In July 2005, USCGC Bear, under the command of then-Commander Robert Wagner, visited and conducted training sessions for personnel from the São Tomé and Príncipe coast guard as part of US international engagement efforts. In July 2007, the Military Sealift Command-contracted cargo ship CEC Endeavor delivered construction equipment to São Tomé as part of a construction effort by US Navy personnel from Naval Mobile Construction Battalion 133 and Underwater Construction Team One, to renovate the boat ramp for the Santomean coast guard base (currently the only boat ramp is unable to launch patrol boats due to erosion and shallow slope into the water) as well as to build a guard house for the base. In 2015, elements of the country's coast guard took part in a multinational exercise, Exercise Obangame, with the US Navy and other African nations which included training focused upon "boarding techniques, search and rescue operations, medical casualty response, radio communication, and information management techniques". As part of the exercise, the Portuguese frigate Bartolmeu Dias made a port visit to São Tomé and Príncipe to provide training to local naval personnel. Portugal has also provided communications training, while France, the United Kingdom and South Africa have also provided assistance.

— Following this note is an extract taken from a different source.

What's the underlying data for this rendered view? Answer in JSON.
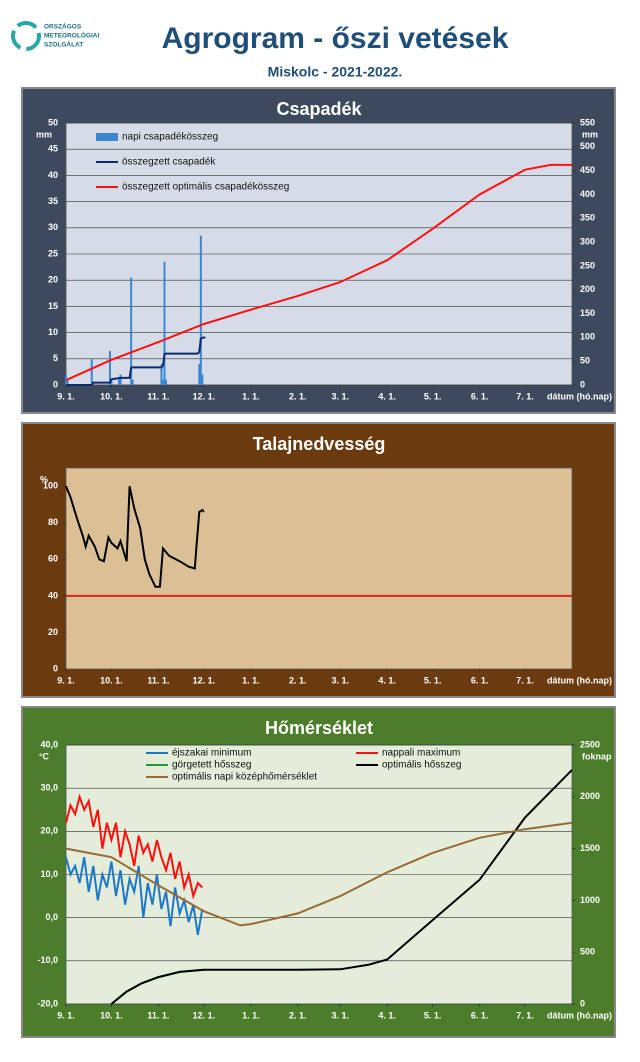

Between 2018 and 2023, the exclusive economic zone of São Tomé and Príncipe was supervised by the ship NRP Zaire of the Portuguese Navy, with a Portuguese and Sao Tomean crew, serving for the local military to improve their techniques and the development of defense and maritime security capabilities in the Gulf of Guinea. The Portuguese Marines aboard this vessel have been training the military of São Tomé in techniques for boarding ships on the high seas. Since 2015, the Portuguese vessel has also been providing assistance on the high seas and fighting piracy. In 2023, the patrol vessel NRP Zaire was replaced by the NRP Centauro patrol boat and the EAV Príncipe patrol vessel.